Aus den drei Löchern quillt tatsächlich kaum noch Blut heraus, ein Tupfer genügt.

"Und wenn der Stuhl nach oben fährt, frisch erholt und hellwach! Und fünf …"
"Hallo, Hallo, ach, Natalia lacht, da sind sie wieder!"

Noch ganz kurz hält Natalia ihre Augen geschlossen, dann blickt sie etwas verloren umher:

"Es ist zuerst ungewohnt - als ich plötzlich diese beiden Stimmen hörte war das total ungewohnt, weil ich mir das so nicht vorgestellt habe. Man atmet bewusster und man hilft sich selbst dadurch irgendwie fast einzuschlafen, ich weiß es nicht, es ist ein ganz komischer Zustand. Plötzlich hatte ich Instrumente im Mund, das hab ich schon noch mitbekommen, aber den Zeitpunkt, wo es ernst wurde, kann ich nicht so genau bestimmen. Also ich hab es mir viel schlimmer vorgestellt."

Natalia strahlt - so gut sie eben kann.

"Ich war am Strand, am See, ich war keine Ahnung - irgendwo in den Wolken. Haha, schwierig, aber ich habe mich gut gefühlt, ja!"

Vor der nächsten OP hat Natalia schon gar nicht mehr so viel Angst wie sie vor dieser hatte.

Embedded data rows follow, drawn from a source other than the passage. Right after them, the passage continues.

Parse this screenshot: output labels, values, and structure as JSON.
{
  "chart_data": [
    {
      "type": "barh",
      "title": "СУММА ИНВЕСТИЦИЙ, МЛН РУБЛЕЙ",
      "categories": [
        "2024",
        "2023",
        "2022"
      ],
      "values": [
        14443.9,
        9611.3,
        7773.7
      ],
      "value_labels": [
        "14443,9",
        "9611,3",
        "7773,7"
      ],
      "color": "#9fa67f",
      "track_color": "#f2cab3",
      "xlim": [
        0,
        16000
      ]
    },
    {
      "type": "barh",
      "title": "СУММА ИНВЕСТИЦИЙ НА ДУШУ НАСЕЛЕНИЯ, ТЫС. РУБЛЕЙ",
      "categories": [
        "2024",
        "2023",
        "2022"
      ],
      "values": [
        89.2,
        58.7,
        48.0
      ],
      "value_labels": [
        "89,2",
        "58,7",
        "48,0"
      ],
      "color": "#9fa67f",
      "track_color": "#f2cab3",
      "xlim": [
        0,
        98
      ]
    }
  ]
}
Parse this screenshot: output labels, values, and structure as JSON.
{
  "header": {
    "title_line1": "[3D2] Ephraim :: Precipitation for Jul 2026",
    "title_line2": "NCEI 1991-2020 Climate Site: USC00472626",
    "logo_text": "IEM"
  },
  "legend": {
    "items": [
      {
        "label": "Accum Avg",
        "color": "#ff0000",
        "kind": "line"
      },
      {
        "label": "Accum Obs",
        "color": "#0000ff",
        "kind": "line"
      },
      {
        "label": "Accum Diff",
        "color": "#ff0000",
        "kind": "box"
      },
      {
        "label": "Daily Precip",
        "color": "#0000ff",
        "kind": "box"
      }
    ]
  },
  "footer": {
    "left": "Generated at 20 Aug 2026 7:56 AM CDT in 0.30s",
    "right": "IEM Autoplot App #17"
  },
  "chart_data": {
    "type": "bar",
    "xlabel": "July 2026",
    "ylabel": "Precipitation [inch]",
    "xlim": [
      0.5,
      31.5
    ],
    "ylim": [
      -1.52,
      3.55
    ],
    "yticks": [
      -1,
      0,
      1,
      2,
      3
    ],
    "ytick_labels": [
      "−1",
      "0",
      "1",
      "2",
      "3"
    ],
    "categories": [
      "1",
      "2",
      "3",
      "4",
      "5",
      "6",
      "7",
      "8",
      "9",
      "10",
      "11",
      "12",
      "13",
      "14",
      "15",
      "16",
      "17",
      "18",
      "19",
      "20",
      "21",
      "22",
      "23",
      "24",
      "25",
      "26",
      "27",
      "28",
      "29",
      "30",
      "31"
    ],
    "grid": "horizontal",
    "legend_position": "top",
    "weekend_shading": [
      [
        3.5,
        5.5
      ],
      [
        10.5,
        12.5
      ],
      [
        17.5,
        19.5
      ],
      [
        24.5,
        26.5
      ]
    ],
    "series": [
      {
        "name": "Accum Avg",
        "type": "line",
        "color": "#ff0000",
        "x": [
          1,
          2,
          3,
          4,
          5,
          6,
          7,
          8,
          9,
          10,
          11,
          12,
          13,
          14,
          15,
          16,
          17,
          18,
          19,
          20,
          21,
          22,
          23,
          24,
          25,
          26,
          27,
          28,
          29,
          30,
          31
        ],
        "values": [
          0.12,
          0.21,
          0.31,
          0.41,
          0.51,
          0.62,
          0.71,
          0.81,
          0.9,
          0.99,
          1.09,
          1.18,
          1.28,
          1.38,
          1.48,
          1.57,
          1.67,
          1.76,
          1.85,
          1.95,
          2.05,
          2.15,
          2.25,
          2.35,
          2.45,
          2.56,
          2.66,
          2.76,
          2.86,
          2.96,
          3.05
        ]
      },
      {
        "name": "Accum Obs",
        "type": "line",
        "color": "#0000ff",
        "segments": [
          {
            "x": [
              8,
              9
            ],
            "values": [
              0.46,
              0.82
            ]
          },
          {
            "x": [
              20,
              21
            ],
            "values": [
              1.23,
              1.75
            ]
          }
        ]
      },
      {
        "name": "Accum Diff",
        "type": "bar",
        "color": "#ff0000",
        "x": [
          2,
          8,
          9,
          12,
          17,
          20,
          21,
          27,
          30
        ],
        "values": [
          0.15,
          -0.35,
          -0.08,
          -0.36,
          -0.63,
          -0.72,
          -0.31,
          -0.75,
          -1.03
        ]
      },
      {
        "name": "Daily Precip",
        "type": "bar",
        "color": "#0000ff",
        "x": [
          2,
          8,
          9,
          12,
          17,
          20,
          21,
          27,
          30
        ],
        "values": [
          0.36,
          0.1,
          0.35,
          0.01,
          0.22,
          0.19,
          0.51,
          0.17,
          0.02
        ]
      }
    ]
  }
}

Sie steht erleichternd lächelnd auf, ist schon fast zur Türe raus, da fällt ihr Blick auf ihre drei blutigen Zähne.

"Kann ich die irgendwie mitnehmen?"
"Wollen Sie die mitnehmen? Natürlich geht das!"
"Ja, als Abschreckung für meine Tochter."
"Na klar, das sind ja Ihre Zähne."
"Unwahrscheinlich, aber - so als Geschenk."